Cuando nos cruzamos en el pasillo, ella me miró dibujando un «¿De qué?» mientras hacía un movimiento de hombros solo igualable por Sid Vicious. Gesto que se convirtió en una presentación entrecortada a dos pasos de un bafle. Me dijo «Soy Jara, con jota», como si hubiera quien lo pusiera con ge o con hache. Yo contesté «Alberto, con be» en un ataque de originalidad impulsado por las latas en la cola de entrada. Al minuto le estaba sujetando la copa, saludando a su grupo colegas y prometiéndole que no iba de buscón, sino que mi amigo yacía en la acera intentado adivinar cómo volver a su casa. En menos de media hora conocía mi intolerancia al gluten, mi intento de profesión como periodista y mi acelerada manera de ocultar nerviosismo.
Nunca imaginé que en la siguiente llamada a Álex le contaría esta historia ni que él me respondiera, como era de esperar, «¿pero qué dices, nano?». Poco a poco empezó a creerme. Quizás porque le contaba que la había vuelto a ver, que me había pasado tres días seguidos metido en su cuarto o que entre mi preparación de inglés se colaba cada media hora ese Wild Thing de los Troggs y no existía más que una destinataria única para aquel «you make my heart sings, you make everything groovy».

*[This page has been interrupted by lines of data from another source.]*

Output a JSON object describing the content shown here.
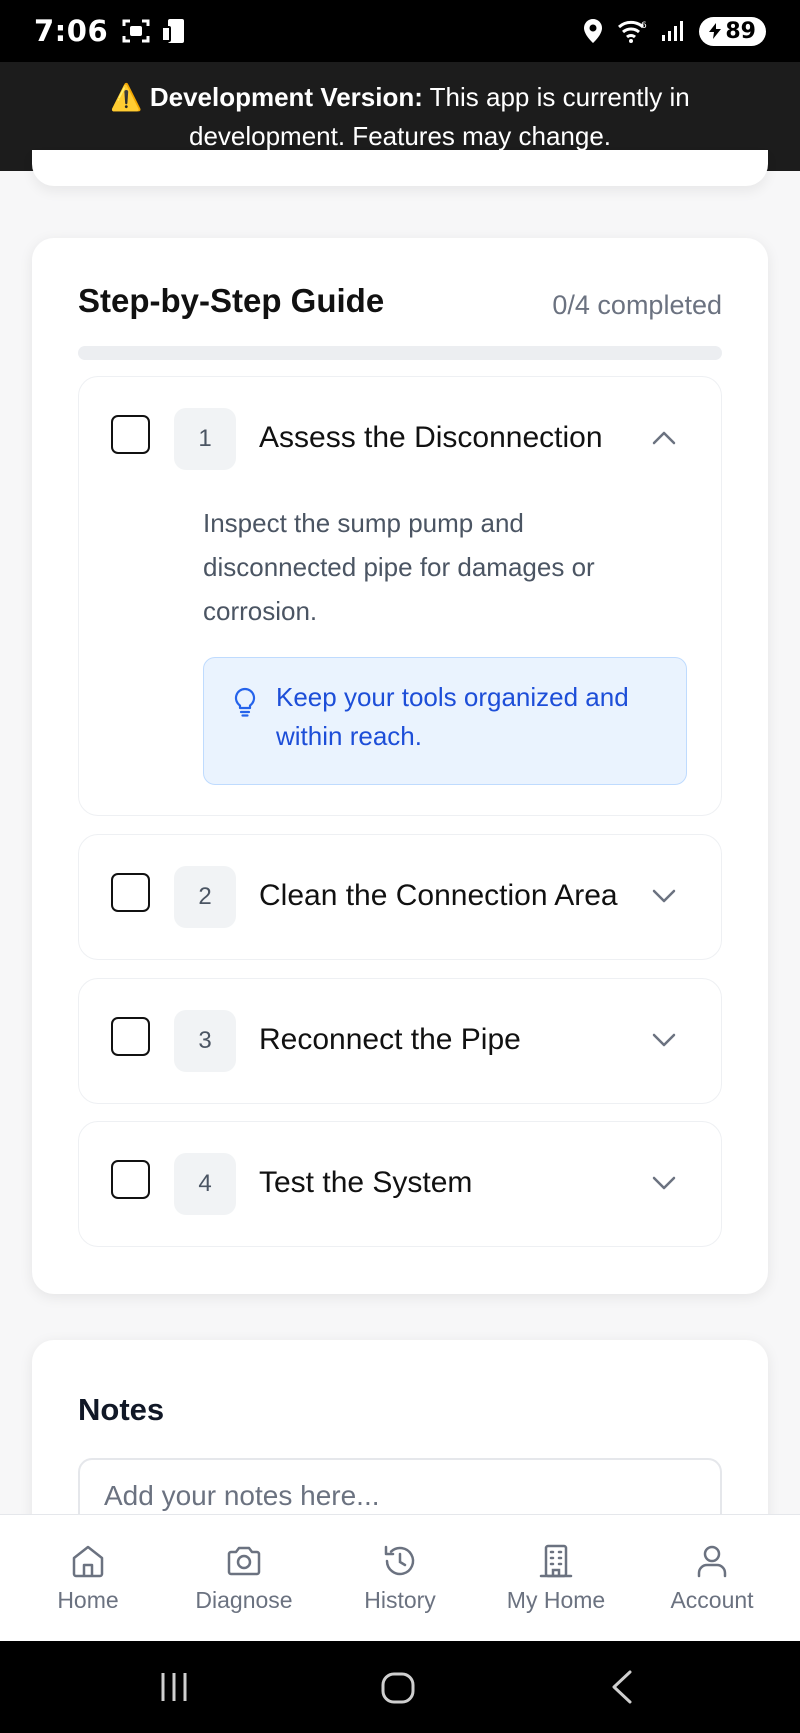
{
  "status_bar": {
    "time": "7:06",
    "battery": "89",
    "icons": [
      "screenshot-icon",
      "device-icon",
      "location-icon",
      "wifi-icon",
      "signal-icon",
      "battery-icon"
    ]
  },
  "banner": {
    "icon": "⚠️",
    "label": "Development Version:",
    "message": " This app is currently in development. Features may change."
  },
  "guide": {
    "title": "Step-by-Step Guide",
    "progress_text": "0/4 completed",
    "progress_fraction": 0,
    "steps": [
      {
        "number": "1",
        "title": "Assess the Disconnection",
        "expanded": true,
        "description": "Inspect the sump pump and disconnected pipe for damages or corrosion.",
        "tip": "Keep your tools organized and within reach."
      },
      {
        "number": "2",
        "title": "Clean the Connection Area",
        "expanded": false
      },
      {
        "number": "3",
        "title": "Reconnect the Pipe",
        "expanded": false
      },
      {
        "number": "4",
        "title": "Test the System",
        "expanded": false
      }
    ]
  },
  "notes": {
    "title": "Notes",
    "placeholder": "Add your notes here..."
  },
  "bottom_nav": [
    {
      "label": "Home",
      "icon": "home-icon"
    },
    {
      "label": "Diagnose",
      "icon": "camera-icon"
    },
    {
      "label": "History",
      "icon": "history-icon"
    },
    {
      "label": "My Home",
      "icon": "building-icon"
    },
    {
      "label": "Account",
      "icon": "user-icon"
    }
  ],
  "colors": {
    "accent": "#2563eb",
    "tip_background": "#eaf3fe",
    "tip_text": "#1d4ed8",
    "banner_background": "#1c1c1c"
  }
}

Poco a poco, Álex se fue acostumbrando a este relato repetido. Mientras, yo descubría que el colacao se come a cucharadas, que la ropa se guarda en el suelo y que la mesita de noche puede servir como una balda más para la vajilla. Hasta ahora, dos años más tarde. Incluso en su cumpleaños -aparte de esos hallazgos- sigo sorprendiéndome cada vez que la veo leerse un libro como Cortocircuito, quedarse dormida en medio de una narración apasionante o decirle a cualquiera «Soy Jara, con jota» sin inmutarse ni henchir el tórax. No importa que esté en El Salvador o en la almohada contigua: siempre se me cruzará por la cabeza el lamento «because I wanna know for sure… I love you» seguido de imágenes como estas:
Aunque Álex no termine de creerse el cuento del bar y yo disimule. Quizás para no parecer aún más tonto y no tener que improvisar gracietas tan simples como la de aquella presentación en un pasillo con música.